Revolution Day (Mexico)
Revolution Day is an official holiday in Mexico and is observed annually on the 20th of November. In Spanish, this holiday is known as Dia de la Revolucion. This holiday celebrates the anniversary of the beginning of the Mexican Revolution—a struggle that ran for approximately 10-years and resulted in Army general José de la Cruz Porfirio Diaz Mori being overthrown. It’s a day that’s celebrated with “Viva Mexico” and “Viva la Revolución!” It’s also a holiday on which people enjoy traditional Mexican foods, and watch or participate in one of the many parades held all over the country. In other words, it’s a day of celebration and jubilance.
The Beginning Of The Mexican Revolution
The best way to understand the Mexican Revolution is to view it as a series of armed struggles that lasted over a period of ten years—from 1910 to 1920. This revolution would end up not only transforming the Mexican government, but in many ways, it also changed Mexican culture.
This revolution began as the result of the unpopularity of Porfirio Diaz. Many people in Mexico were dissatisfied with his 31-year reign, as well as his inability to find a solution to the issue of presidential successions. The result was a struggle for power between many of the country’s elites and this set the stage for insurrection.

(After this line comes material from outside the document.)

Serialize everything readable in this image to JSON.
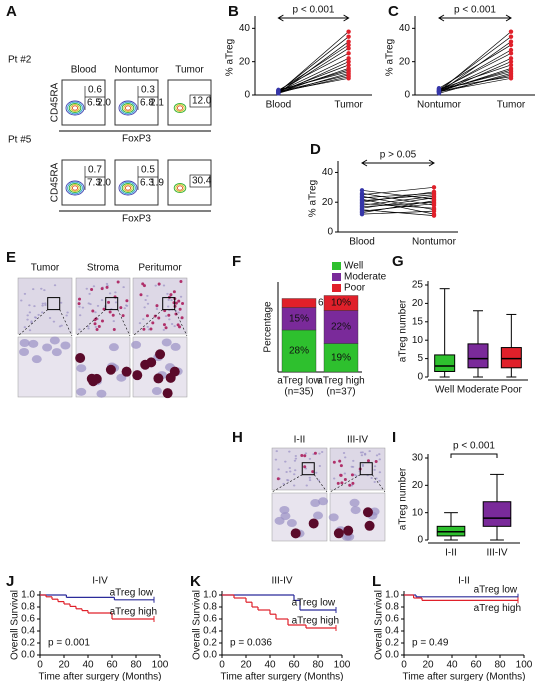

On November 20, 1910, armed conflict broke out in northern Mexico. This conflict was led by wealthy landowner (and presidential challenger to Porfirio Diaz that year0 Francisco Madero, Pascual Orozco, and Pancho Villa. Using funds that they sourced from organized labor, the middle class, and even the peasantry, these Maderista forces were able to pursue a northern military campaign that eventually ended with the capture of Ciudad Juárez in the spring of 1911.

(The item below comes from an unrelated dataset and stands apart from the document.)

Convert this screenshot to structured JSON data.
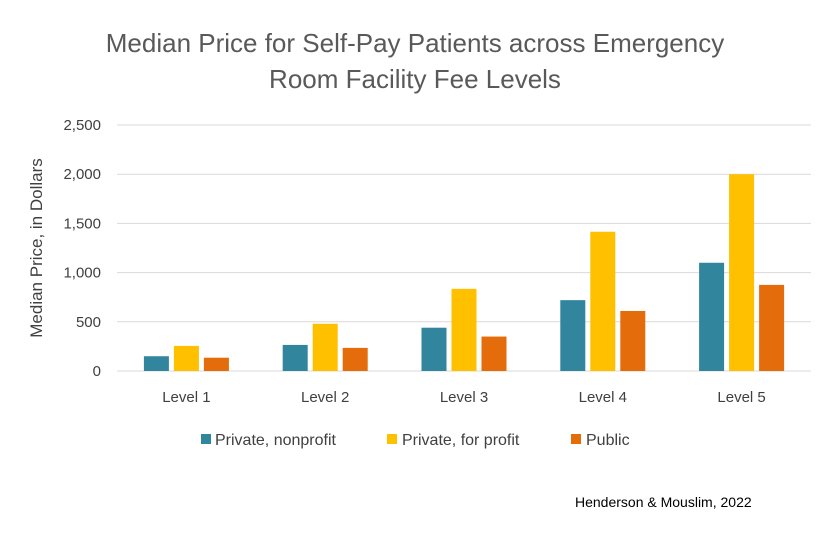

The northern campaigns in 1911 forced out Porfirio Diaz and he signed the Treaty of Ciudad Juárez. This treaty put an end to the armed conflicts and Porfirio Diaz went into exile. New elections were to start in the fall of that year and Francisco Leon de la Barra would become the interim president. In October of 1911, Madero would win the office of president—an office that he would take in November of that year.

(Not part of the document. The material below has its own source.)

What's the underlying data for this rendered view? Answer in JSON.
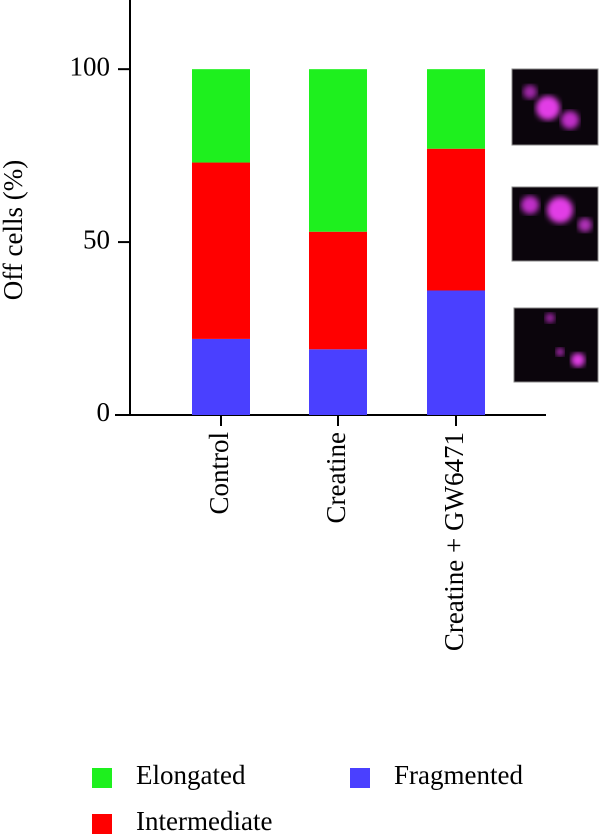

Francisco Madero’s presidency wasn’t without its controversies, however, and opposition began against it. He was seen as too conservative for revolutionary leaders and as too liberal by conservatives. This resulted in a series of events known as the Ten Tragic Days in 1913. During these events, President Francisco Modero and Vice-President Pino Suárez were forced to resign and then were assassinated.
General Victoriano Huerta was backed by the U.S Ambassador Henry Lane Wilson and various business interests and he would remain in power until July of 1914. This is when Pancho Villa, Emiliano Zapata, and other regional revolution forces forced him out. From 1914 through 1920, various armed conflicts happened until Álvaro Obregón was sworn in as president in 1920.
Observing Revolution Day
Observing this holiday is done using parades, shouts of “Vival Mexico” and “Viva la Revolución!” as well as traditional Mexican food served up by street vendors. People can also use the hashtag #RevolutionDay to spread the word about the holiday.